I struggled with The Origins of Creativity, not because it is difficult to understand but because it irritated me. I had to walk away, put it down and come back after venting a bit. Of course, that it irritated me speaks to Wilson’s ability to engage. That he does! This book had me calling up a friend of mine to vent. (She’s been on a Wilson-hiatus since Consilience.) There’s something to be said for books that get you worked up, even if what they do is make you angry.
There’s a falsity to a scientist emphasizing the importance of the humanities while simultaneously arguing that the humanities need to stop being what they are and be more like science. The humanities are too anthropocentric, he argues, which made me wonder what they should be called then.

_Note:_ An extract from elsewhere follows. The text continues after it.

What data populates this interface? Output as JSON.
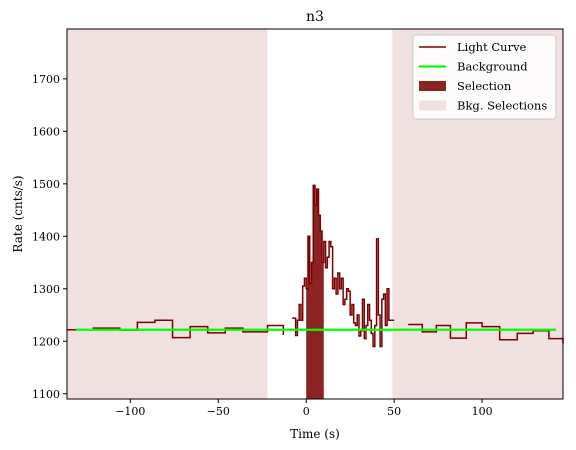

However, I think this book fails in the end because Wilson merely asserts; he does not back up what he asserts. Are the humanities too anthropocentric? Maybe. Wilson says so, but why should I take his word for it? By what measure? What would humanities be if not centered on humanity?
Wilson seems to be out over his skis. He’s well-read and has a grasp of fine art, poetry, music, and literature, but that does not make him a good prescriber for the humanities. Strangely, why does he not talk about neuroaesthetics, the relatively new science that seeks to understand what underlies aesthetic perception?
The Origins of Creativity also fails because it does not tell us what the origins of creativity are. In fact, that focus is quickly dropped as Wilson moves on damning the humanities with faint praise. The book wanders, turns, repeats, stumbling back over itself as though it were just written off the top of his head–though that would be impressive given the many long quotes. But to give an example, he writes about the Big Five sciences and then later in the book, writes about them again with the same explanation as though it were the first time they came up. This speaks to disorganization which might be why so many of his assertions rely on “because I said so” instead of evidence.
I received an e-galley of The Origins of Creativity from the publisher through NetGalley.